Let’s say that the size of the haystack is n, and the size of the needles is k.

The most naive thing you could probably do is check the characters of the haystack in the order for each character of the needle. So that’s going to be O(nk). Great. There are obvious things you could do to try to make it better. For instance, you might choose to first put the needles in a set or something, maybe something with an O(1) membership test. If you did that, you’d end up with something maybe O(n+k).

All of this kind of thinking could easily lead you to a bad place.

In order to actually come up with something that will help, the typical sizes of n and k will be decisive.

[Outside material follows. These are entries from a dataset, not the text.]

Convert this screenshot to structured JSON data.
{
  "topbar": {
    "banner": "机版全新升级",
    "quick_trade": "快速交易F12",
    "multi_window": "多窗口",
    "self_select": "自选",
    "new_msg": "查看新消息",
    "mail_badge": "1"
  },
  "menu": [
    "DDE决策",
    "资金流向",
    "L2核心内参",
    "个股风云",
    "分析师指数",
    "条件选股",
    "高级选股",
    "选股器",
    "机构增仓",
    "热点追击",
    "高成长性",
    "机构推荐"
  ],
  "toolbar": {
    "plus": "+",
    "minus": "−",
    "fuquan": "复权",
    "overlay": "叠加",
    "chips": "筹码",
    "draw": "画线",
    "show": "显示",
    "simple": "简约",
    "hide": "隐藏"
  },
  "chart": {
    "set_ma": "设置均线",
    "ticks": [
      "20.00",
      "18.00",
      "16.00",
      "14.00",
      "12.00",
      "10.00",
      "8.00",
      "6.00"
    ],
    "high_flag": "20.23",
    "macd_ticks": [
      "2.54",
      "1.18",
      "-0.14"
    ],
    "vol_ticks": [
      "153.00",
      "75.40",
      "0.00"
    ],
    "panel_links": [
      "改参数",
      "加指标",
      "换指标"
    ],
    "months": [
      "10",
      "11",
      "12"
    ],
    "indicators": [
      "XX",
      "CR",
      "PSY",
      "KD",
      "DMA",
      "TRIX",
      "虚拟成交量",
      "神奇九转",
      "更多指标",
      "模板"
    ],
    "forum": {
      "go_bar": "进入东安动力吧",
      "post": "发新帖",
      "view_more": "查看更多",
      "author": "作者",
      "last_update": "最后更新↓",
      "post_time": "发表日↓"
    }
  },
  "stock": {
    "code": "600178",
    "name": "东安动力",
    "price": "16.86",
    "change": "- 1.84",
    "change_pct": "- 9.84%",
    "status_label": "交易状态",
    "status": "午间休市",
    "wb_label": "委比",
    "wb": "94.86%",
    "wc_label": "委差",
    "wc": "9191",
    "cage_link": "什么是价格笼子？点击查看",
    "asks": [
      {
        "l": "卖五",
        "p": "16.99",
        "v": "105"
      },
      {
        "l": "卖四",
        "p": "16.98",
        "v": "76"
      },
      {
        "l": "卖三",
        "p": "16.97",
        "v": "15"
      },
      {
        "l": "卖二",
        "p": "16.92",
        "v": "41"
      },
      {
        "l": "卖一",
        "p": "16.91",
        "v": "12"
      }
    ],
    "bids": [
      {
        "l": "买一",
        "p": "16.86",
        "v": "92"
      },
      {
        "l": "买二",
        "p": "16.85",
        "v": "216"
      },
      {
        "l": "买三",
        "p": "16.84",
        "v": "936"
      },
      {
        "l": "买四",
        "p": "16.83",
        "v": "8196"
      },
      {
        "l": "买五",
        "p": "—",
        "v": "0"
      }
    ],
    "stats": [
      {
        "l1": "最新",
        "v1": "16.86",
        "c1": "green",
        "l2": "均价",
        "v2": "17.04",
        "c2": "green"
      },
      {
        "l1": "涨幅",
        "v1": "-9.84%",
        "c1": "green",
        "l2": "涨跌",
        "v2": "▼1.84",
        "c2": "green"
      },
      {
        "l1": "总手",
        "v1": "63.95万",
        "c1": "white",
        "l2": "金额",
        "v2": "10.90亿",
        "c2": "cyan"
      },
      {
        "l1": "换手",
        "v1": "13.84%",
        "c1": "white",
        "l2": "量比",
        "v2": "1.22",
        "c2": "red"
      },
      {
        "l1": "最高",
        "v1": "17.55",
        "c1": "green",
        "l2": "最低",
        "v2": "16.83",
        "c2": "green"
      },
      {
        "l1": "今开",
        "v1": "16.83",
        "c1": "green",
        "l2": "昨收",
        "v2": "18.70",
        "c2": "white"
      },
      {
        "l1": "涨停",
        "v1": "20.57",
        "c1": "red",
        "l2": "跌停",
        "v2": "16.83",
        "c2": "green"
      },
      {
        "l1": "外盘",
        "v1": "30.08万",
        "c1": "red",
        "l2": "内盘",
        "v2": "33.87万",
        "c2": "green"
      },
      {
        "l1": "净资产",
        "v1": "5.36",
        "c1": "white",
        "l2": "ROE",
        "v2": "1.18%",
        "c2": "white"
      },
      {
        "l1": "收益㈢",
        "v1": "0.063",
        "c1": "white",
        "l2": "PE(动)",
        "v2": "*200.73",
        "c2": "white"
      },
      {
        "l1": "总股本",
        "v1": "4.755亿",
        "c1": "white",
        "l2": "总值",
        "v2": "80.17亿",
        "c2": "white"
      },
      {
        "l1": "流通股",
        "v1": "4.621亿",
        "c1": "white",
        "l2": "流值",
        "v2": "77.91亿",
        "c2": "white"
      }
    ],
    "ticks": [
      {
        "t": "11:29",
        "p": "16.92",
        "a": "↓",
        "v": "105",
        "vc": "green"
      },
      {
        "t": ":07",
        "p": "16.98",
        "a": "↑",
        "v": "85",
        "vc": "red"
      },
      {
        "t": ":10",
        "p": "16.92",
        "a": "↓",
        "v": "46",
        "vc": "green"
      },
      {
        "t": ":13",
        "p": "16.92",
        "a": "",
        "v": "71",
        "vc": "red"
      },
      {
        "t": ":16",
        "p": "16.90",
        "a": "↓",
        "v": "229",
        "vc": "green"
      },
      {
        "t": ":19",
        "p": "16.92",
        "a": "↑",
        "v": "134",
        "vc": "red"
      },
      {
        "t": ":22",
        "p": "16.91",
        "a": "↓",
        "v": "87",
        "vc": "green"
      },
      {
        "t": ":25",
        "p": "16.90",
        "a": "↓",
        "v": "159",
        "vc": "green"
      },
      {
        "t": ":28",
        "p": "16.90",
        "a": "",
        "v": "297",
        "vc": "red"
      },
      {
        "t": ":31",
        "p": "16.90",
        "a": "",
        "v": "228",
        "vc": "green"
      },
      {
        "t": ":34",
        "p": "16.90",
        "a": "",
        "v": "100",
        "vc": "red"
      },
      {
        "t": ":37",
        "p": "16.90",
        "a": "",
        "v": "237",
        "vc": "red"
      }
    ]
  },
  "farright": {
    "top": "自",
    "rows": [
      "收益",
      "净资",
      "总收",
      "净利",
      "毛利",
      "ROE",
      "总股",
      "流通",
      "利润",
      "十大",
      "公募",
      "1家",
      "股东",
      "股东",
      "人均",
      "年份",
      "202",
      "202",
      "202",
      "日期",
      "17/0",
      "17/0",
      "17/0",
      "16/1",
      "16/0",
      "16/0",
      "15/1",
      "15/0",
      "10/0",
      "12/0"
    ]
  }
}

For instance, if k is typically quite small, say less than 5, you could easily find that 5-character comparisons in order are just as fast as some kind of set lookup. And again, if k is small then really this whole O(nk) business is a bit of a farce. It’s O(n) in the first place.

What about n, is n going to be very large? If it is then it’s more likely to be worth it to do some set-based optimization of the needles but then, if it’s very large, well then probably effects like virtual memory are going to come into the picture and the time is likely to be dominated by disk i/o anyway. You might find needle optimizations to be barely measurable.

Maybe you could go with a bit-vector for the needle set, figuring if you use say an array of 32 bytes to hold every bit that matches a needle you could create that set pretty fast, with only stack allocation. Even fairly small n is likely to benefit.

Is there a clear answer? Well, if this find_first_of business important to your program then probably some kind of specialized implementation is worth it, and the choices are much less likely to be informed by big O analysis than they are by the typical sizes and constants. And if it isn’t important, why are we even talking about it? Use any implementation that happens to be handy and call it good.

I find it ironic that the part of the analysis that the big O notation tells us to ignore ends up being the thing that matters the most. That’s because big O is designed to compare algorithms, not to compare execution cost.

In the real world you mostly see O(1), O(lg(n)), O(n), O(n²), O(n*lg(n)). Anything worse is probably O(forget about it) *groan*.